We treated her aggressively for preterm labor; however, it soon became apparent that she had developed chorioamnionitis. Despite all our efforts, she was going to deliver soon, and it was at that moment that I realized we had a very tough decision to make.

At 23-1/7 weeks the fetus was right on the edge of viability, and Suzy and her husband had to decide whether they wanted the neonatal intensive care unit team to do everything in their power to save the baby, or not be aggressive and let nature take its course.

At an earlier gestation, there would have been virtually no chance of survival, and the NICU team would not have resuscitated the baby, while at a later gestation they would have done a full-court press to help the baby survive. So this situation that my patient and her husband found themselves in is actually one of the most difficult situations we face in obstetrics. Taking into account that there are many factors that affect survival, the survival rate at 23 weeks is less than 25%, and the incidence of major disabilities is high.

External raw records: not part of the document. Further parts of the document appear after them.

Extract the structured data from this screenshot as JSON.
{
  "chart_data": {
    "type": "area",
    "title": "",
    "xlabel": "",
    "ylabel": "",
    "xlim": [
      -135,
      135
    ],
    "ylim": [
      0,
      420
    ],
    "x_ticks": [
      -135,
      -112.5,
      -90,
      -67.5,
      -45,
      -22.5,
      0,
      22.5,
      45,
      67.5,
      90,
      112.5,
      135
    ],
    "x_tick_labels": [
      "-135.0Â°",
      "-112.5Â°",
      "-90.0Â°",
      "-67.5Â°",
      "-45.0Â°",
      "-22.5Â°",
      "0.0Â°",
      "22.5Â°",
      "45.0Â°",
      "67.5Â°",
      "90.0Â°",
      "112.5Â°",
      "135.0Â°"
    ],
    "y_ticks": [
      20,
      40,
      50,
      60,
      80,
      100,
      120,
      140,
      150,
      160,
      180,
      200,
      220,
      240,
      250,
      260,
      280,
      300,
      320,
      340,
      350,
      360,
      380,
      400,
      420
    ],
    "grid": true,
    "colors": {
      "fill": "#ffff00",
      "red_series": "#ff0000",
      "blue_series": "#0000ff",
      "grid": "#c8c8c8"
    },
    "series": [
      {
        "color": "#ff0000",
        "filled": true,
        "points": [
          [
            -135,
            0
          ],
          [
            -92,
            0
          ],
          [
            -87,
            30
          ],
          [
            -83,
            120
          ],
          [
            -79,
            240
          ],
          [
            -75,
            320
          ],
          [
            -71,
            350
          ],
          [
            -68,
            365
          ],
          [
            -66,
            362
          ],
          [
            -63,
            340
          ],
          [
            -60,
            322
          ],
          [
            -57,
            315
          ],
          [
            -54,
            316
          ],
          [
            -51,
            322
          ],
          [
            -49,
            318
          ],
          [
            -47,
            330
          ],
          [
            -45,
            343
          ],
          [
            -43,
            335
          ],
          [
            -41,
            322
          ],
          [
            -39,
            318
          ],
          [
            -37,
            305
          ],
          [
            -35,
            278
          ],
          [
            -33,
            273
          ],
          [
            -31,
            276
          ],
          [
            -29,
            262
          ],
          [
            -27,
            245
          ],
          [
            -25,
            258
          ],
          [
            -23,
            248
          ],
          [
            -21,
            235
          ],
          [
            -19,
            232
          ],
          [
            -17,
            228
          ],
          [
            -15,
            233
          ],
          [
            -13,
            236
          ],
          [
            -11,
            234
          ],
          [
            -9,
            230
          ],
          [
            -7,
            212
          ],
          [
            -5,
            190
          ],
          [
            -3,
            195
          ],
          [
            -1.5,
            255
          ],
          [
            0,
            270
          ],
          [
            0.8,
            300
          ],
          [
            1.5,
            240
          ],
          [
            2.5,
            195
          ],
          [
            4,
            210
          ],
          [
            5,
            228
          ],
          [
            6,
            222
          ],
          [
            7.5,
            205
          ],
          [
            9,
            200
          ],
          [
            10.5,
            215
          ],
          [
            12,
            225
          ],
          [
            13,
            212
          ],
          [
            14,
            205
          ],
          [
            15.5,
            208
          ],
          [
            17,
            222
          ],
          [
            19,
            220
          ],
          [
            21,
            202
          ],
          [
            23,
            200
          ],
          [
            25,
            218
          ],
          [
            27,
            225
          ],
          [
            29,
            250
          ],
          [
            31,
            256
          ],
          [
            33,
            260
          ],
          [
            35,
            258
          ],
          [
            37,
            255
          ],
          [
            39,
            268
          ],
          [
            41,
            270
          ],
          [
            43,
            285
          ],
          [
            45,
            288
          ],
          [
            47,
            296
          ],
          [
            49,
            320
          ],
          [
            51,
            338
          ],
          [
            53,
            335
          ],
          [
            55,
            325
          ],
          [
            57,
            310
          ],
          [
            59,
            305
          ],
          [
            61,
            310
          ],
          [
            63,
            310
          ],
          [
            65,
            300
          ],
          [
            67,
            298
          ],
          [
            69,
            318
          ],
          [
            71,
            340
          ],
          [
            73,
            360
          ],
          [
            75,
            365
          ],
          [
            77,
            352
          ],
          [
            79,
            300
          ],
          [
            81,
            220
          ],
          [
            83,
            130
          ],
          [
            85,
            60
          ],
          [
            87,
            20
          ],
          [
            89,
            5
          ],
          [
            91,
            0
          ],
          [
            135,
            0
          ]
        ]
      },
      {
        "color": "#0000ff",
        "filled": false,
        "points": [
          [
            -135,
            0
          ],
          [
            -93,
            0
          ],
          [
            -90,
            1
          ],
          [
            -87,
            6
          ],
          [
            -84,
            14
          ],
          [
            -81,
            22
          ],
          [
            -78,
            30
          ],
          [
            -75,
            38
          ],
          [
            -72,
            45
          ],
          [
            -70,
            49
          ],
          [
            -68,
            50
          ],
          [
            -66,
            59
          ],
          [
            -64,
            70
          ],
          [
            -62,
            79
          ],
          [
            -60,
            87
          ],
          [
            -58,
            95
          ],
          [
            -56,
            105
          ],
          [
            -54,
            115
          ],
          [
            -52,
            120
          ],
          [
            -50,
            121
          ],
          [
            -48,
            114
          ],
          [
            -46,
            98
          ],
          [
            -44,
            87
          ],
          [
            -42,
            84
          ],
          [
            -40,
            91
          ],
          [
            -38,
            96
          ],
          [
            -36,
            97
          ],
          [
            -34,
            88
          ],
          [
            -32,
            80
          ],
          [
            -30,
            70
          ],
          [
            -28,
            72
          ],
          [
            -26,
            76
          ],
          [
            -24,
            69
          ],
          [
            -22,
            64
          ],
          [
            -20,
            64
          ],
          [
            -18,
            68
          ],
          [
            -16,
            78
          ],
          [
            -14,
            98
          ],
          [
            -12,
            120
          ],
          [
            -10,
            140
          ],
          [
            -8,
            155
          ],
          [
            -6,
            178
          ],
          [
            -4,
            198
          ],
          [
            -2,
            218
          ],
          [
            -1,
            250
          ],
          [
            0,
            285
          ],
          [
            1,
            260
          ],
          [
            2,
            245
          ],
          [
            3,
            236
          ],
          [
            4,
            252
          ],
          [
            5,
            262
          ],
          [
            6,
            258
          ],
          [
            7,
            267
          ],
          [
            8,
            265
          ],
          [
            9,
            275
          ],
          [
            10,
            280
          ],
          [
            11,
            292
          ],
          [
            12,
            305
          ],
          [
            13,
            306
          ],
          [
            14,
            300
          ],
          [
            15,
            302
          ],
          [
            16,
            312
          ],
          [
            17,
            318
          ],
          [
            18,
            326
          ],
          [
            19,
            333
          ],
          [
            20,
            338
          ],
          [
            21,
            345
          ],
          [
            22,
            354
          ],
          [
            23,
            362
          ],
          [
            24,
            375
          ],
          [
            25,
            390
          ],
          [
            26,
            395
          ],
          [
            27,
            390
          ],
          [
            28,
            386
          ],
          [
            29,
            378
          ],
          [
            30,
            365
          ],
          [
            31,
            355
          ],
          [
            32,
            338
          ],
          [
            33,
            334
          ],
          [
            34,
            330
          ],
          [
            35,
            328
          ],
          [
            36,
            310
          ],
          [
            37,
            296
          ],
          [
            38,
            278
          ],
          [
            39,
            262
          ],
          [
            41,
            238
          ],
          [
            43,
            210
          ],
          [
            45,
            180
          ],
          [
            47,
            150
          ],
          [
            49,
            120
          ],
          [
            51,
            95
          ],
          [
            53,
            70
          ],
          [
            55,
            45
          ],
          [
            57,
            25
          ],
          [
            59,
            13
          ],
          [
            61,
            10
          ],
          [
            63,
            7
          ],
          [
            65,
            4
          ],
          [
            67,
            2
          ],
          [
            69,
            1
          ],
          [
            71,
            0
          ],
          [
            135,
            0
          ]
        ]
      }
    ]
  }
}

The neonatologist gave them those statistics, and the possible outcomes at this gestational age. Then he told them that it was actually their decision as to what the NICU team would do at delivery.

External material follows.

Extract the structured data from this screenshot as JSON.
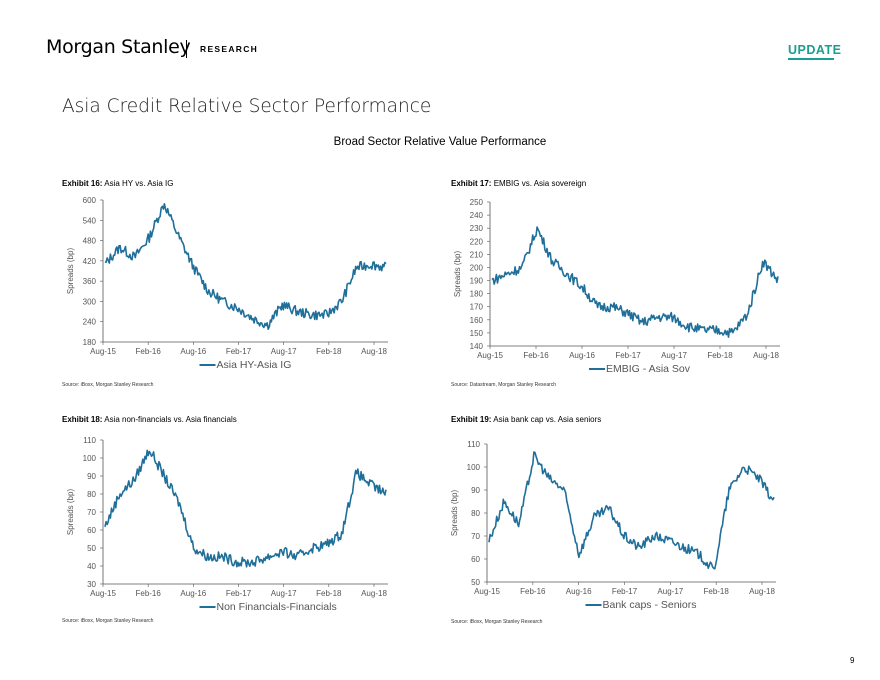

As one would expect, Suzy and her husband were a little shell-shocked at needing to make that very difficult decision, and with little time in which to make it since delivery was imminent. They asked the opinions of the neonatologist, the nurses, and me in order to help them make this agonizing decision.

 

NEXT: Offering advice to Suzy

 

I have been taught throughout my medical career that medicine is not black and white, but rather quite gray, and if you ask ten different people you will get 10 different answers. Unfortunately for Suzy and her husband, in this situation that proved to be true. They heard everything from “do nothing” to “do everything, and everywhere.” After hearing from all the other team members, the patient and her husband looked to me.

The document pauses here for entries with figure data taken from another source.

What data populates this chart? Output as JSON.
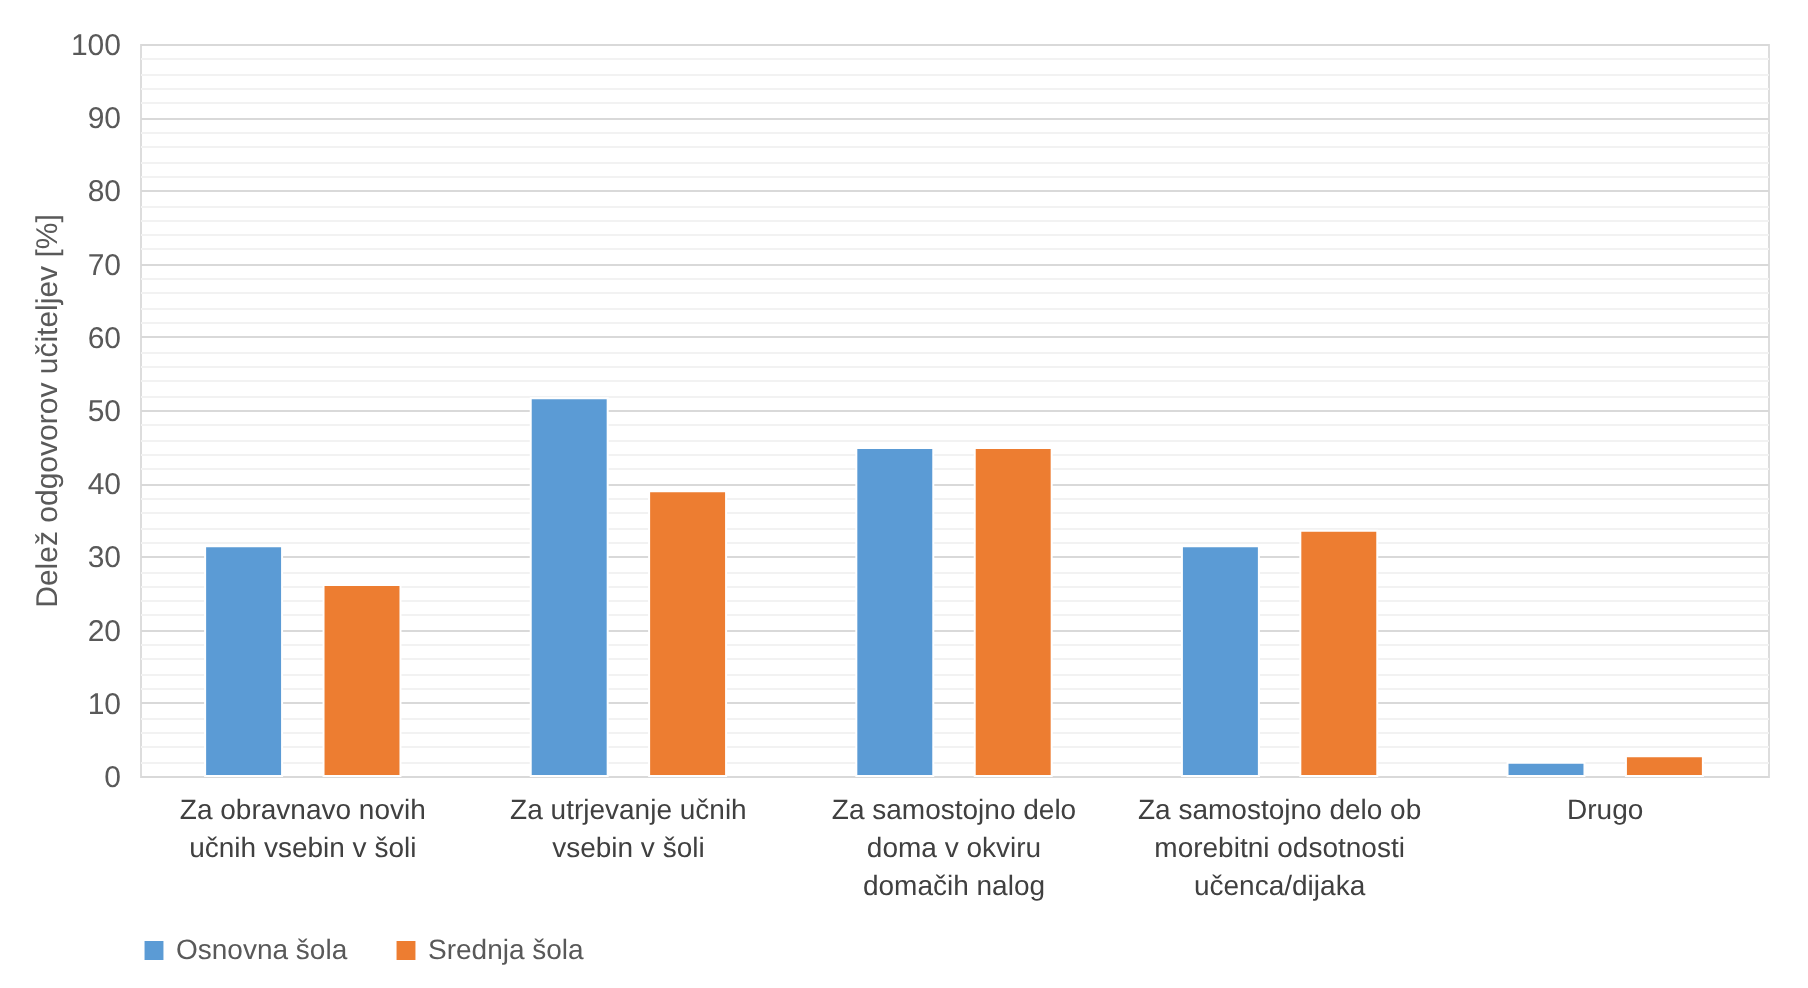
{
  "chart_data": {
    "type": "bar",
    "ylabel": "Delež odgovorov učiteljev [%]",
    "categories": [
      "Za obravnavo novih\nučnih vsebin v šoli",
      "Za utrjevanje učnih\nvsebin v šoli",
      "Za samostojno delo\ndoma v okviru\ndomačih nalog",
      "Za samostojno delo ob\nmorebitni odsotnosti\nučenca/dijaka",
      "Drugo"
    ],
    "series": [
      {
        "name": "Osnovna šola",
        "color": "#5b9bd5",
        "values": [
          31.4,
          51.6,
          44.8,
          31.4,
          1.8
        ]
      },
      {
        "name": "Srednja šola",
        "color": "#ed7d31",
        "values": [
          26.1,
          38.9,
          44.8,
          33.5,
          2.7
        ]
      }
    ],
    "ylim": [
      0,
      100
    ],
    "yticks": [
      0,
      {
        "value": 2,
        "label": null
      },
      {
        "value": 4,
        "label": null
      },
      {
        "value": 6,
        "label": null
      },
      {
        "value": 8,
        "label": null
      },
      10,
      {
        "value": 12,
        "label": null
      },
      {
        "value": 14,
        "label": null
      },
      {
        "value": 16,
        "label": null
      },
      {
        "value": 18,
        "label": null
      },
      20,
      {
        "value": 22,
        "label": null
      },
      {
        "value": 24,
        "label": null
      },
      {
        "value": 26,
        "label": null
      },
      {
        "value": 28,
        "label": null
      },
      30,
      {
        "value": 32,
        "label": null
      },
      {
        "value": 34,
        "label": null
      },
      {
        "value": 36,
        "label": null
      },
      {
        "value": 38,
        "label": null
      },
      40,
      {
        "value": 42,
        "label": null
      },
      {
        "value": 44,
        "label": null
      },
      {
        "value": 46,
        "label": null
      },
      {
        "value": 48,
        "label": null
      },
      50,
      {
        "value": 52,
        "label": null
      },
      {
        "value": 54,
        "label": null
      },
      {
        "value": 56,
        "label": null
      },
      {
        "value": 58,
        "label": null
      },
      60,
      {
        "value": 62,
        "label": null
      },
      {
        "value": 64,
        "label": null
      },
      {
        "value": 66,
        "label": null
      },
      {
        "value": 68,
        "label": null
      },
      70,
      {
        "value": 72,
        "label": null
      },
      {
        "value": 74,
        "label": null
      },
      {
        "value": 76,
        "label": null
      },
      {
        "value": 78,
        "label": null
      },
      80,
      {
        "value": 82,
        "label": null
      },
      {
        "value": 84,
        "label": null
      },
      {
        "value": 86,
        "label": null
      },
      {
        "value": 88,
        "label": null
      },
      90,
      {
        "value": 92,
        "label": null
      },
      {
        "value": 94,
        "label": null
      },
      {
        "value": 96,
        "label": null
      },
      {
        "value": 98,
        "label": null
      },
      100
    ],
    "grid": true,
    "legend": "bottom"
  }
}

Having cared for Suzy prior to and during her pregnancy, I had developed a close relationship with her, so I knew she valued my opinion. I realized that if I based my decision solely on the medical information, I would have given her an answer that, in my opinion, would have been both calculated and cold. I felt that I had to give her an answer that was largely based on what I would do if faced with that same situation, while taking into account the statistics and risk.

I told Suzy that if it were me, I would have the NICU team do everything to resuscitate my baby, which would allow me to feel that I had given my baby every chance of survival, and not have to look back and “what if” my decision. I recommended they search within themselves, their faith, their beliefs, and make the decision that they felt down the road they could best live with.

Ultimately, Suzy and her husband opted for the NICU team to do everything to resuscitate her baby. They believed that was the right decision for them and their family.

Their baby boy weighed 1 pound, 5 ounces at birth. Suzy and her husband spent time everyday in the NICU giving love and encouragement to their son. After what could only be described as a very rocky road and more than 130 days in the NICU, Suzy and her husband finally were able to take home their healthy baby boy weighing 7 pounds 7 ounces.

Suzy came to see me after the baby went home and thanked me for all my support and encouragement both prior to the delivery and during her son’s stay in the NICU. She said she really appreciated my honest answer about what I would do if it were me, and that it helped her not only make the decision, but also feel good and confident that it was the right decision for them. 

I was both moved and humbled. I told her that right before the baby went home, I saw one of the neonatologists in the hallway and we were talking about Suzy and her baby. I told him how happy I was that everything turned out well and that our miracle baby would be going home soon.

I thanked him for taking such good care of the baby and helping the baby survive. He admitted that initially he wasn’t in favor of resuscitating the baby at such a young gestational age because of the survival rates and all that he had seen with other babies at that age.